Chorizo, Scallion, & Cheese Scramble

Breakfast is my favorite meal of the day. What I like about it so much is that it can venture far and beyond the standard eggs and toast (although that simple combination is one of the most satisfying). You can incorporate leftovers, for example, a hash of that bit of steak and roasted potatoes you served last night. It’s also the only meal where sweet and salty are fully incorporated.

These are eggs scrambled with smoky and garlicky Spanish-style chorizo, scallions, and ricotta cheese fresh from the greenmarket. Alongside are pickled red onions, which I always have in my fridge (recipe forthcoming) and use to add vinegary tang and crunch to everything from gooey omelets to grilled chicken. The pickled jalapeños are canned, but I do have them on hand all the time: they’re really not that spicy, but the pickling brine is bright, sweet, and sour and balances dishes that need a kick.

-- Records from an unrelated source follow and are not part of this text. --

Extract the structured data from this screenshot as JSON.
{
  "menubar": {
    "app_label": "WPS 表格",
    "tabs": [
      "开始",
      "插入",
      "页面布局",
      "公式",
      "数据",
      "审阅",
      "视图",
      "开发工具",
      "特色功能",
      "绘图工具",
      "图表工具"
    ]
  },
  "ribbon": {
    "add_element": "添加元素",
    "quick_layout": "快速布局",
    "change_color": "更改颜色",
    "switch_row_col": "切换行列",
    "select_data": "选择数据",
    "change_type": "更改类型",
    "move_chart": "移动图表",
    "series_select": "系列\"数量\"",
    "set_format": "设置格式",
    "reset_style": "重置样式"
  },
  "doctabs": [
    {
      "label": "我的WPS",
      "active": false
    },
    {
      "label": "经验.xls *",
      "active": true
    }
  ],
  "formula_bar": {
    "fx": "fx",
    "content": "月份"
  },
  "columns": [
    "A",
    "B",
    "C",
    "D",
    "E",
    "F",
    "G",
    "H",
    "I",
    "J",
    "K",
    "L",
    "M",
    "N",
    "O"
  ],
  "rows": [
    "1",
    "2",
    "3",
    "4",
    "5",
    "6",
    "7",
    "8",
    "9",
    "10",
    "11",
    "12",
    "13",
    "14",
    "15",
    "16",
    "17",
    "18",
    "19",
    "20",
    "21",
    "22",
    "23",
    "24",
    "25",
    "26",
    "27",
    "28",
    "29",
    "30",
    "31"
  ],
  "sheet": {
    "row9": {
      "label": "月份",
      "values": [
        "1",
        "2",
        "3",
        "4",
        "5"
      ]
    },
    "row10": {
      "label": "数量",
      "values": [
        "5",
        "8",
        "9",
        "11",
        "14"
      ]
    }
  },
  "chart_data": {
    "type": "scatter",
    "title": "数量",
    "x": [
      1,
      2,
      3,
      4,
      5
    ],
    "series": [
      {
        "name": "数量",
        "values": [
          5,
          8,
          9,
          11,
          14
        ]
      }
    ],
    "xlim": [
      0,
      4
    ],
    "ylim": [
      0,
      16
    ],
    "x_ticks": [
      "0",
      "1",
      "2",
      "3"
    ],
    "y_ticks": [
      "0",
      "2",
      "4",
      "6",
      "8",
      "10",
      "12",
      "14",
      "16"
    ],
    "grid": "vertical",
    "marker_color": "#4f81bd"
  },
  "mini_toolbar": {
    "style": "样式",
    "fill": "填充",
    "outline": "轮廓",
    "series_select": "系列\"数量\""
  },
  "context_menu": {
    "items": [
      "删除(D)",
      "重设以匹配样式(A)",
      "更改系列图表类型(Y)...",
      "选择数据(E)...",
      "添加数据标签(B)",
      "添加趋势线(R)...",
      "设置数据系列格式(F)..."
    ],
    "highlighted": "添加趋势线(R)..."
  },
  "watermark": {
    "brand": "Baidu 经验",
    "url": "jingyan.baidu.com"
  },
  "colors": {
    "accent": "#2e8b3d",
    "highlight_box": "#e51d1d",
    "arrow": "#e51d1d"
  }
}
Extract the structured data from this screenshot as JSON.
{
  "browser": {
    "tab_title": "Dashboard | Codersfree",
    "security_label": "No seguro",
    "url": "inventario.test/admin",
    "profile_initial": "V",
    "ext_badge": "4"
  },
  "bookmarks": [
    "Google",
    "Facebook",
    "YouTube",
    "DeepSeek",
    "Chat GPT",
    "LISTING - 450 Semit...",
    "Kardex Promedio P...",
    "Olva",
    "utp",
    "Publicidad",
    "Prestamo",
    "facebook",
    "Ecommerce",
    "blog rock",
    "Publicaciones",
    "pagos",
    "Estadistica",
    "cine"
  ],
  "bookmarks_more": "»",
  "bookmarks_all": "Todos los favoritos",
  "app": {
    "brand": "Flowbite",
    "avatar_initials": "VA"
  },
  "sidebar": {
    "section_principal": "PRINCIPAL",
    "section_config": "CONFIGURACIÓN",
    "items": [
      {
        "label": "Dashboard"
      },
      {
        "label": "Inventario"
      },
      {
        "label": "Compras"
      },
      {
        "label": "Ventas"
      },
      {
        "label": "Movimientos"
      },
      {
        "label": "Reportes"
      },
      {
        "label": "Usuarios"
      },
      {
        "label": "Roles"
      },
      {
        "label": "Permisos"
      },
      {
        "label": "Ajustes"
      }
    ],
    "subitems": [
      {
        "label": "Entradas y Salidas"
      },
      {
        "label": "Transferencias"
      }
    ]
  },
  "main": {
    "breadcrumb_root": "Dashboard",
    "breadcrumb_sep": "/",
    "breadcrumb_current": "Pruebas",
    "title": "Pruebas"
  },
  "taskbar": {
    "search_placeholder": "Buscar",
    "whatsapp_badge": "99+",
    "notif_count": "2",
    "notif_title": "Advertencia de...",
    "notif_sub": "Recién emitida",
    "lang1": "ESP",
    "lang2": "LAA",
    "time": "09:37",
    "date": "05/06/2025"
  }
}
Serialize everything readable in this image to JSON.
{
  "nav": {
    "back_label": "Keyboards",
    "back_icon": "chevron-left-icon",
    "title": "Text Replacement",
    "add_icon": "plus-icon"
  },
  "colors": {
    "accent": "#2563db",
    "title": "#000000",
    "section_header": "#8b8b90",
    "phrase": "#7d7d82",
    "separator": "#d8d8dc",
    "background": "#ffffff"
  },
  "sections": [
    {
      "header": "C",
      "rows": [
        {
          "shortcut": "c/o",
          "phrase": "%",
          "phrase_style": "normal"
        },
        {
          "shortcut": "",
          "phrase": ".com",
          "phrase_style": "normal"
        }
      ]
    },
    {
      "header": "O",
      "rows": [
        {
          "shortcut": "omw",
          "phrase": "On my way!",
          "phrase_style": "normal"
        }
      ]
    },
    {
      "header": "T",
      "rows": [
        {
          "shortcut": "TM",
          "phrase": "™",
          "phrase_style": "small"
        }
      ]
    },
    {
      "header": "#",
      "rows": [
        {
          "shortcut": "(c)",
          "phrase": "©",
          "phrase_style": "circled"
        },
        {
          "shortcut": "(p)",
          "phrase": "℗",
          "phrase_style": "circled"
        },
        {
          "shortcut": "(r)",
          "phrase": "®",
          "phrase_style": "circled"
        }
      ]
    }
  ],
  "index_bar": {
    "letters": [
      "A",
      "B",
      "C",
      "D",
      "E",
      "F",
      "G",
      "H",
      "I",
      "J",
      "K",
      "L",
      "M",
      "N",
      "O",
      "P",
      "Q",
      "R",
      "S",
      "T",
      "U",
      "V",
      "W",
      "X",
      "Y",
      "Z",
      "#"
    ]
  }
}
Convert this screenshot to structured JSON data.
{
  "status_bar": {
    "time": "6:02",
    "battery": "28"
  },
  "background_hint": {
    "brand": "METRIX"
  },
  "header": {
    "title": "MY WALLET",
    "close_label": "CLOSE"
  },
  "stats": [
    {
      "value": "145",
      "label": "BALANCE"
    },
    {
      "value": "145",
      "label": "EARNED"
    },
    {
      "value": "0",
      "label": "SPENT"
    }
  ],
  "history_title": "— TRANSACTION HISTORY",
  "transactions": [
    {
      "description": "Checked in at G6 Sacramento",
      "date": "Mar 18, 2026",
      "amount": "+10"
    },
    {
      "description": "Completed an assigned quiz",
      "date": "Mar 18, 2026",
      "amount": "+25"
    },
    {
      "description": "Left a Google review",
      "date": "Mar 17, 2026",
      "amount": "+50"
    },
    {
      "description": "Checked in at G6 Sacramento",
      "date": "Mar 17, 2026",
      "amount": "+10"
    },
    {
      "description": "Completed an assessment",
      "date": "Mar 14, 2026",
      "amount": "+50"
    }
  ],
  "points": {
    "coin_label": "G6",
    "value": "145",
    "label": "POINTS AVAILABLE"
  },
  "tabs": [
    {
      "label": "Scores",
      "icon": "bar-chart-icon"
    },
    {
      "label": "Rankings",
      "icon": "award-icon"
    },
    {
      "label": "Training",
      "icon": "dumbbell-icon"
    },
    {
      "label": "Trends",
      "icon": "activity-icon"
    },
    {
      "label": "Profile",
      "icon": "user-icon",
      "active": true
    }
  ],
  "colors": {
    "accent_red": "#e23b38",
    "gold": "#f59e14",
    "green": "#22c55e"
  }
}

Tortillas? I prefer those charred, as the corn flavor deepens and the fire adds crunch. If you don’t have a gas stove, try a quick run under the broiler.

CHORIZO, SCALLION, AND CHEESE SCRAMBLE

Serves 2

1 fresh Spanish chorizo sausage
2 scallions, thinly sliced
4 large eggs
Salt and freshly ground black pepper
1/4 cup cotija or ricotta cheese, crumbled
Chopped cilantro (optional)

- Squeeze the sausage out of the casing and crumble it into a nonstick skillet set over medium-high heat. Cook, stirring, until it begins to lose it’s orange-pink color. Add the scallions and continue cooking and stirring until they begin to soften.

- Crack the eggs directly into the pan, fishing out any shell pieces with a larger piece of shell. (Growing up, I never saw an egg beaten before being scrambled in the skillet!)Season with salt and pepper and reduce the heat to medium. Scramble continuously until the eggs are cooked through.

- Divide the eggs among 2 plates and top with cheese and cilantro if using. Serve with pickled onions, pickled jalapeños, and warm charred tortillas.